What is the mistake in calculating such a commutator?

Question

$B$ is an Hermitian operator in Hilbert space, and $|b\rangle$ is the eigenstate of $B$. We can have $[A, B] = 1$ where A is arbitary operator. Then we can calculate as below:

\begin{align} &\phantom{=}\langle b | [A,B] | b \rangle \notag\\ &= \langle b | b \rangle\notag\\ & = \langle b | AB | b \rangle - \langle b | BA | b \rangle \\ &= b \langle b | A | b \rangle - \langle b | A^\dagger B^\dagger | b \rangle ^* \notag\\ &= b \langle b | A | b \rangle - \langle b | A^\dagger B | b \rangle ^* \\ &= b \langle b | A | b \rangle - b^* \langle b | A^\dagger | b \rangle ^* \notag\\ &= b [ \langle b | A | b \rangle - \langle b | A | b \rangle ] \notag\\ &= 0. \end{align}

So it is shown that $1 = \langle b | [A,B] | b \rangle = 0$ which is clearly not right.

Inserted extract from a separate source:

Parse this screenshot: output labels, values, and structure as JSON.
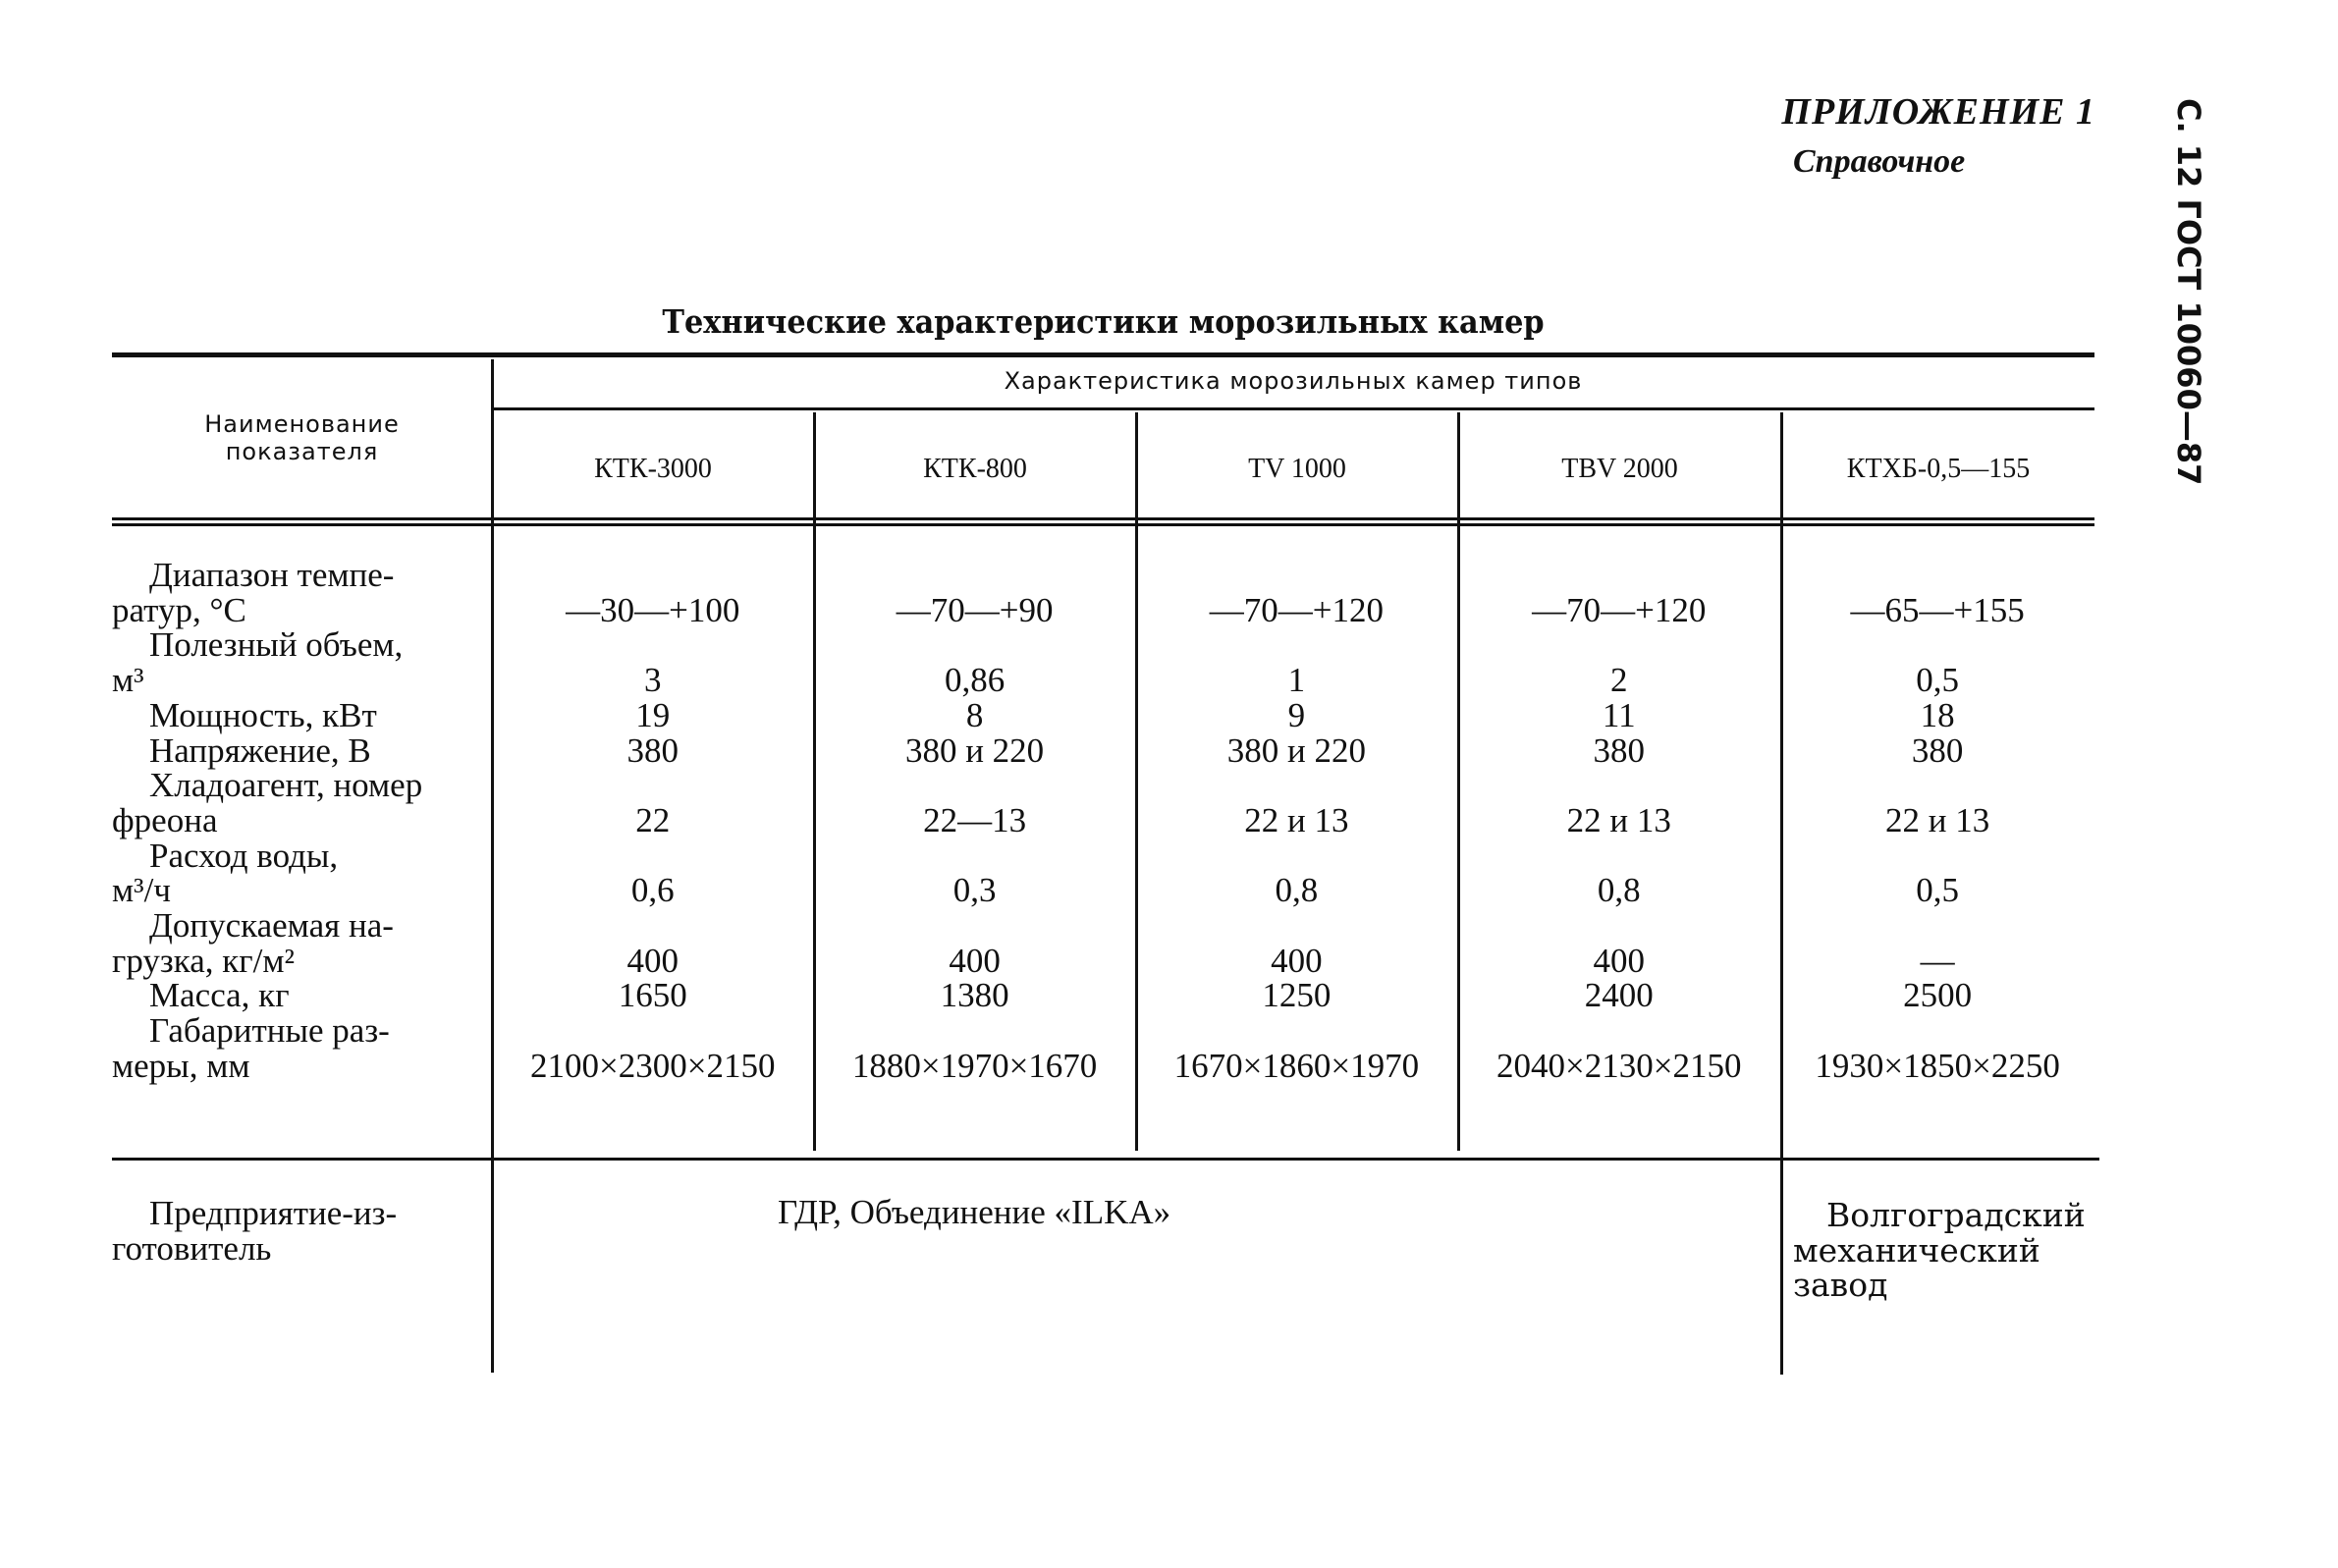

But where does the problem in the process lie?

Answer 1

The answer is basically the same as the answer to this question. It's a very subtle point about infinite-dimensional Hilbert spaces. Note that the fact that your commutator is nonzero means that the operators must act on an infinite-dimensional Hilbert space (or else you could take the trace and would automatically get 0). So you need to be careful about the exact domain of definition of the operators, which will in general be smaller than the entire Hilbert space. It turns out that none of the eigenvectors of $B$ lie in the domain of $A$, so the ket $A|b \rangle$ is undefined, and your second equation is wrong.

Answer 2

Simply $[A, B] $ cannot be equal to the identity.

Indeed, suppose such operators exists, and take the trace of the equation:

$Tr[A, B] =Tr[1]\Rightarrow Tr[AB] - Tr[BA] =Tr[1]$,

which should vanish via the cyclic property of the trace. Since the trace of the identity is not zero, the assumption of this operators exist, must be false.